Challenge : Dans le dernier rapport de la Cour des Comptes, des observations et des recommandations sont afférentes à l’enseignement supérieur agricole. Quelles sont les mesures et les actions envisagées par le ministère de l’Agriculture (…) pour pallier les insuffisances et faiblesses soulignées, à ce niveau, par cette institution de contrôle ?
L’enseignement supérieur agricole est un facteur essentiel de la politique de développement agricole et rural du Royaume. Il accompagne les politiques sectorielles du Ministère de l’Agriculture, de la Pêche Maritime, du Développement rural et des Eaux et Forêts et plus particulièrement, celles conduites dans le cadre de la Génération Green qui fait de l’agriculture l’une des priorités du Maroc. Le dispositif de l’enseignement supérieur agricole se compose de 3 établissements : l’Institut Agronomique et Vétérinaire Hassan II (IAV), l’École Nationale d’Agriculture de Meknès (ENAM) et l’École Nationale Forestière d’Ingénieurs (ENFI). Les enseignements et les recherches sont assurés par plus de 300 enseignants-chercheurs au bénéfice de 2500 étudiants par année sur plusieurs filières de formation, couvrant les différents domaines de l’agriculture et des secteurs connexes.

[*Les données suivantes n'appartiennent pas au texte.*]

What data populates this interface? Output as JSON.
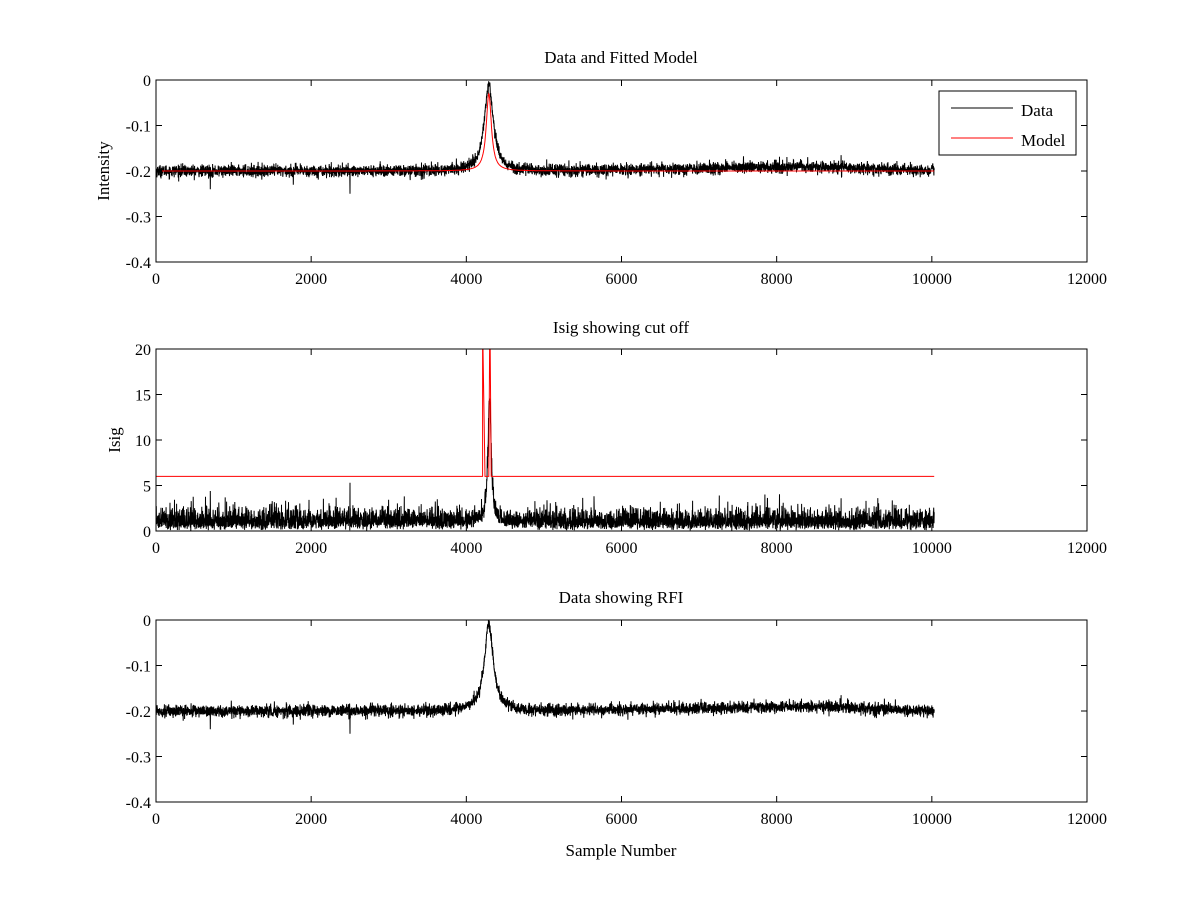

En dépit des efforts déployés par le département de l’agriculture, le dispositif de l’enseignement supérieur agricole reste confronté à un certain nombre de contraintes, liées notamment, à l’insuffisance des ressources humaines (Enseignants chercheurs, cadres administratifs et techniciens). Dans le cadre de la stratégie Génération Green qui ambitionne de former 10.000 lauréats à l’horizon 2030, le Consortium IAV-ENA-ENFI-INRA a élaboré deux feuilles de route communes concernant la formation et la recherche-innovation agricoles. Lesdites feuilles ont permis une déclinaison chiffrée des objectifs, des ressources humaines et financières à déployer. Ces actions seront accompagnées par le développement des outils d’amélioration de la gouvernance et la mise à jour des textes juridiques, conformément aux dispositions de la loi régissant l’enseignement supérieur.
Il est prévu également, la mise en place de dispositifs de suivi de l’insertion professionnelle des lauréats à partir de 2022, avec la participation de l’ensemble des partenaires (Interprofessions, associations des lauréats et professions organisées), en vue de mesurer les performances de ces établissements. Ce suivi permettra la révision et l’actualisation d’une manière continue des programmes de formation et le développement de nouvelles démarches pédagogiques pour mieux accompagner les exigences de la nouvelle stratégie et assurer une meilleure insertion des lauréats dans la vie active. Par ailleurs et afin d’assurer un suivi complet de toutes les activités pédagogiques, les établissements œuvrent à améliorer leurs systèmes d’information pédagogique pour permettre une meilleure évaluation de la qualité des enseignements dispensés.
Au même titre et dans la perspective de développer une nouvelle dynamique insufflée par la stratégie agricole Génération Green, des démarches sont en cours pour élaborer une vision et définir les axes prioritaires de la recherche pour améliorer la qualité et l’attractivité, notamment de la formation doctorale, avec l’identification de pistes pour la mise en place d’un système de bourses pour les doctorants et le développement de la recherche collaborative dans le cadre de partenariats avec différents organismes nationaux et internationaux, les organisations professionnelles et le secteur privé.